Listei algumas das diferentes permutações na lista lstcomo abaixo

lst <- list(list(1,c(2,3,4),c(5,6),7),
            list(c(2,3,4),1,7,c(5,6)),
            list(1,c(2,3,4),7,c(6,5)),
            list(7,1,c(3,2,4),c(5,6)))

e o que eu quero fazer é verificar se todas as permutações são equivalentes. Se sim, então obtemos resultado TRUE.

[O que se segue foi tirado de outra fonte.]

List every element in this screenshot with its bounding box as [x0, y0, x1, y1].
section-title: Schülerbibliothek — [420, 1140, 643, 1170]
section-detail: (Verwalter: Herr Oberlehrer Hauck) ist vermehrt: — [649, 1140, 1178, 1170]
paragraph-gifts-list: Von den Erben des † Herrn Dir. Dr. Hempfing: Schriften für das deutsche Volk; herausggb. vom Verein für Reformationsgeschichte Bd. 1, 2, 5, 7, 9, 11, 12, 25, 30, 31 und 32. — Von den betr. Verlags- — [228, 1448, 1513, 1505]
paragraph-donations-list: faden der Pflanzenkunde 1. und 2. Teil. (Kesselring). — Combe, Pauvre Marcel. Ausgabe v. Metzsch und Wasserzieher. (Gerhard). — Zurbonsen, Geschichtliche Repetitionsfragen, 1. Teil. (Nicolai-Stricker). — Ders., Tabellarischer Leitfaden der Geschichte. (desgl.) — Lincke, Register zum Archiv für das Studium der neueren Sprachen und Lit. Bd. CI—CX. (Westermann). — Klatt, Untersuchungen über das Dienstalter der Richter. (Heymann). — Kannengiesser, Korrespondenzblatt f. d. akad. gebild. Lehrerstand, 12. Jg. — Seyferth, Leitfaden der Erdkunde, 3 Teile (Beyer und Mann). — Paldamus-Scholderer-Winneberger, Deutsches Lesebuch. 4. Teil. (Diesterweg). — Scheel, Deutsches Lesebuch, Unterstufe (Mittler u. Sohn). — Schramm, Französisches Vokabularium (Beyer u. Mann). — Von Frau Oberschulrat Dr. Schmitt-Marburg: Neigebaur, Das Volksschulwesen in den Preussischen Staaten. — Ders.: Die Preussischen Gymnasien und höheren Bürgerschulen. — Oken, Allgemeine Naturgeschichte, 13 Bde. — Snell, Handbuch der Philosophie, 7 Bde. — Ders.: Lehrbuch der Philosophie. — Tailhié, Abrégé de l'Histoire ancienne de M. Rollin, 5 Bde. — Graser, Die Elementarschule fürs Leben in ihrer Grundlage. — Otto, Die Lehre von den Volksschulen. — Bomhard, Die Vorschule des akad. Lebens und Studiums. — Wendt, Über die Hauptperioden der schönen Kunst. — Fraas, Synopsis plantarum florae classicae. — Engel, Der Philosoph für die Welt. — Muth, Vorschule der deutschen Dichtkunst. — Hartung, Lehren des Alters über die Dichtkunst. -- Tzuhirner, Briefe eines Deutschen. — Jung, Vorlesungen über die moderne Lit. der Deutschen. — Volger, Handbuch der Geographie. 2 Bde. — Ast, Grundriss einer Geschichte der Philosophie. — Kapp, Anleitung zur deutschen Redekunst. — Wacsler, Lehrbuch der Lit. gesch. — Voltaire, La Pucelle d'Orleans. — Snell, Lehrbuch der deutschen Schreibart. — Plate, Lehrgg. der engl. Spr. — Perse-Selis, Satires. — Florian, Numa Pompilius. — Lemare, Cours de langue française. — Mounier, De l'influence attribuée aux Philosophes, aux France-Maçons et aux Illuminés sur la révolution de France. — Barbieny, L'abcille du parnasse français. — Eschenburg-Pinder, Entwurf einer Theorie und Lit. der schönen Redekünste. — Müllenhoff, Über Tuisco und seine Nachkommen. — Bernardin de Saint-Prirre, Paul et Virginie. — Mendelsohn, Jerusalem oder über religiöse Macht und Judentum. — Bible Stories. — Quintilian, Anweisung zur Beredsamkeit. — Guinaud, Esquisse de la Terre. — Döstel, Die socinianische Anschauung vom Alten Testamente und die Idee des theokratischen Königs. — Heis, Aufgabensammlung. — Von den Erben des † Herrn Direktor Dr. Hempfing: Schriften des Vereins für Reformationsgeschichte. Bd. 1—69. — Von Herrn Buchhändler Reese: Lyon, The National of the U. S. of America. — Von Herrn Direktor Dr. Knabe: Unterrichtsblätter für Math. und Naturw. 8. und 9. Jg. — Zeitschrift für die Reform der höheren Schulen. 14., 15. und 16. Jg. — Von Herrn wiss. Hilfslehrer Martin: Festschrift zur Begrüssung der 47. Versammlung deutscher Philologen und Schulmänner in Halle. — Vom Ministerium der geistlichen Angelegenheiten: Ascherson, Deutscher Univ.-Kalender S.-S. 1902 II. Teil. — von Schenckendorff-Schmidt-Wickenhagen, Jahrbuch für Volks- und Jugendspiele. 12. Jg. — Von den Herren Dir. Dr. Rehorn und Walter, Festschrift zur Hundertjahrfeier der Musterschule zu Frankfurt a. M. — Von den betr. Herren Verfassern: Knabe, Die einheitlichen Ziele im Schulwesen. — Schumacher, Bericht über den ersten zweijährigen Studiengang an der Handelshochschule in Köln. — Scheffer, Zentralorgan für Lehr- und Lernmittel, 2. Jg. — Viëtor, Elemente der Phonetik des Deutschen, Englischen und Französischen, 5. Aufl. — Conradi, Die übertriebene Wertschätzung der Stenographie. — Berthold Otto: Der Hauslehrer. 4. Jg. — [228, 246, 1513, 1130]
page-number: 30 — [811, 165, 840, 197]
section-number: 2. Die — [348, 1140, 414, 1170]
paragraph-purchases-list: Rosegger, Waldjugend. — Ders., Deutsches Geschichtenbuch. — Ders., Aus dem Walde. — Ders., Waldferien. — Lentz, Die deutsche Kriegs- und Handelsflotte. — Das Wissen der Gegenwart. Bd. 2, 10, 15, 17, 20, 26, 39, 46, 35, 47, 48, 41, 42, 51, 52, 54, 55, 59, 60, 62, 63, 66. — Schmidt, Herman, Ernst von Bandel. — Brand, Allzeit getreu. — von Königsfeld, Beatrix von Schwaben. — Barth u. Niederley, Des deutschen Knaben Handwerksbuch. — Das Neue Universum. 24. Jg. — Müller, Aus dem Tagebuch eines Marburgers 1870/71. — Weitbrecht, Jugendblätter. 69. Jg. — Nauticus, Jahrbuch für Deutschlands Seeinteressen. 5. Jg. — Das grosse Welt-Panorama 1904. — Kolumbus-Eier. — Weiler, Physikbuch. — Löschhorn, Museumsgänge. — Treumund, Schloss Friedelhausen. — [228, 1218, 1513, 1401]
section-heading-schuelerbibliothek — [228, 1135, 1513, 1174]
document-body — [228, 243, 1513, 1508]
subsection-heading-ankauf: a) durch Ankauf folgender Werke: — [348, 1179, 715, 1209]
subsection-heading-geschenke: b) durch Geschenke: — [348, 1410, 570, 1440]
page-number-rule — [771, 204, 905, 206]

O que eu fiz até agora é para classificar os elementos dentro de cada partição, e usado setdiff()com interset()e union()julgá-lo (ver o meu código abaixo)

s <- Map(function(v) Map(sort,v),lst)
equivalent <- length(setdiff(Reduce(union,s),Reduce(intersect,s),))==0

No entanto, acho que esse método seria lento sempre que o tamanho da partição aumentar. Existe alguma abordagem mais rápida para fazer isso? Apreciado com antecedência!

alguns casos de teste (dados pequenos)

# should return `TRUE`
lst1 <- list(list(1,c(2,3,4),c(5,6)),
            list(c(2,3,4),1,c(5,6)),
            list(1,c(2,3,4),c(6,5)))

# should return `TRUE`
lst2 <- list(list(1:2, 3:4), list(3:4, 1:2))

# should return `FALSE`
lst3 <- list(list(1,c(2,3,4),c(5,6)), list(c(2,3,4),1,c(5,6)), list(1,c(2,3,5),c(6,4)))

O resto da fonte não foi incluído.